Hickey then persuaded the skeptical McLay to join the study.
This summer, the two launched a controlled study with 33 active-duty Marines and sailors, including two for whom the PTSD stems from sexual assault.
PTSD sufferers are notoriously hard to recruit for studies, because normally so much is asked of them with treatment and they are unsure about drugs, but Hickey said they haven’t had any trouble getting people to sign up for the injection.
Many of the patients in the study are people for whom doctors were doubtful anything could be done, those who had “really had gone through every treatment we had and nothing helped them,” McLay said.
The study is just beginning, but McLay is impressed with the results so far from the pilot cases, including an instance of an “absolute miracle.”
McLay said he expected that his patients would have less anxiety after the shot, but he didn’t expect them to be dramatically less depressed, to not have as many bad dreams and be able to do things they weren’t previously able to do.
“PTSD involves a tendency to avoid doing things,” he said, and his patients have “actually started going out and going to the mall, having dinner with their spouse.”
A wife of one of the patients came in after her husband had gotten the procedure and broke down into tears, saying she was so thankful. She told McLay she felt like she had been baby-sitting her husband for 24 hours a day, seven days a week for close to a year, and now he was almost back to normal. They could go out and do things together like a regular couple.
Hickey said she thinks they’ll publish early because the results have been so dramatic — of course, they’ll do so in a pain journal rather than a psychiatry journal.

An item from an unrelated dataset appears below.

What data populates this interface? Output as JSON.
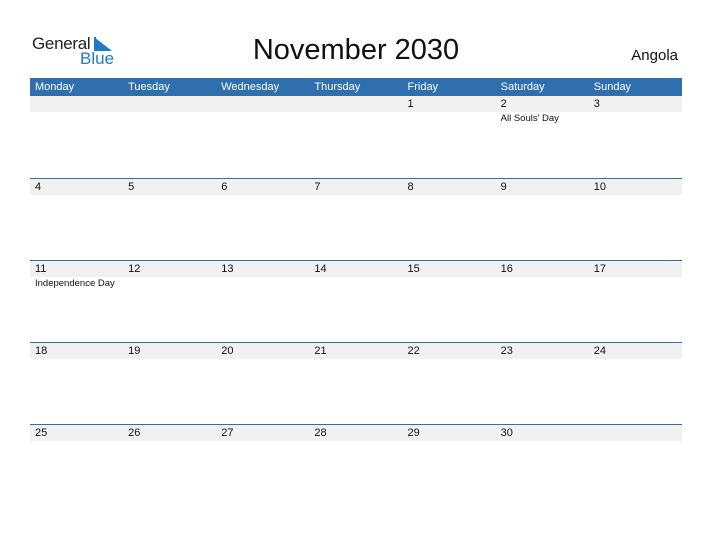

“It’s too early to say this is going to be the definitive treatment for everyone,” but there is a “right to be optimistic,” McLay said.
One of Lipov’s patients in Chicago, a Vietnam veteran so hampered by decades of post-traumatic stress disorder he was on the verge of suicide, has been able to completely go off his medications and stop his weekly therapist appointments after two shots.
The day he got his first injection, “was the first night I had slept all night long in 40-plus years,” Rowley Schonez said.
The nightmares, the anger, and the combativeness were gone. He went from a time bomb that had everyone around him on edge to a semblance of his former self.
“So far it has just been a miracle to our family,” Schonez said.
An Iraq veteran and retired Marine Corps sergeant, John Sullivan, had similar results after seeing Lipov. He couldn’t shake his PTSD despite medications and therapy. After getting the shot, his symptoms subsided enough that he no longer takes anti-anxiety or sleeping pills.
And Mulvaney’s patients were able to taper off their medications as well.
With these kind of results and the large number of veterans suffering from PTSD, Lipov doesn’t understand why he can’t get funding to do a study.
“I’m so annoyed I cannot get this kind of study going,” Lipov said. “They tell me, ‘Just be patient.’ It’s people’s lives! I mean, my God.”
Despite Castro’s assurances that the Army will “continue to look at what we can do to see if this new procedure has merit,” Lipov at this point is giving up on the Pentagon. The Northwestern-trained doctor, who has been giving the $2,000 procedure free of charge to vets at his private practice, will instead try to work outside the military system.
He has hooked up with a Harvard researcher to look at related issues in the brain, and the state of Illinois, after turning him down three times previously, has just granted him $100,000 for a small study with a control group.
In one day this summer, 19 veterans in the Chicago area signed up to participate, he said.
Lipov is frustrated that he’s unable to reach as many people as he’d like because of the limited funds, but he’s determined to keep moving forward with the treatment.
“I think this could really change a lot of things,” Lipov said. “We need to change — and we needed to do so yesterday.”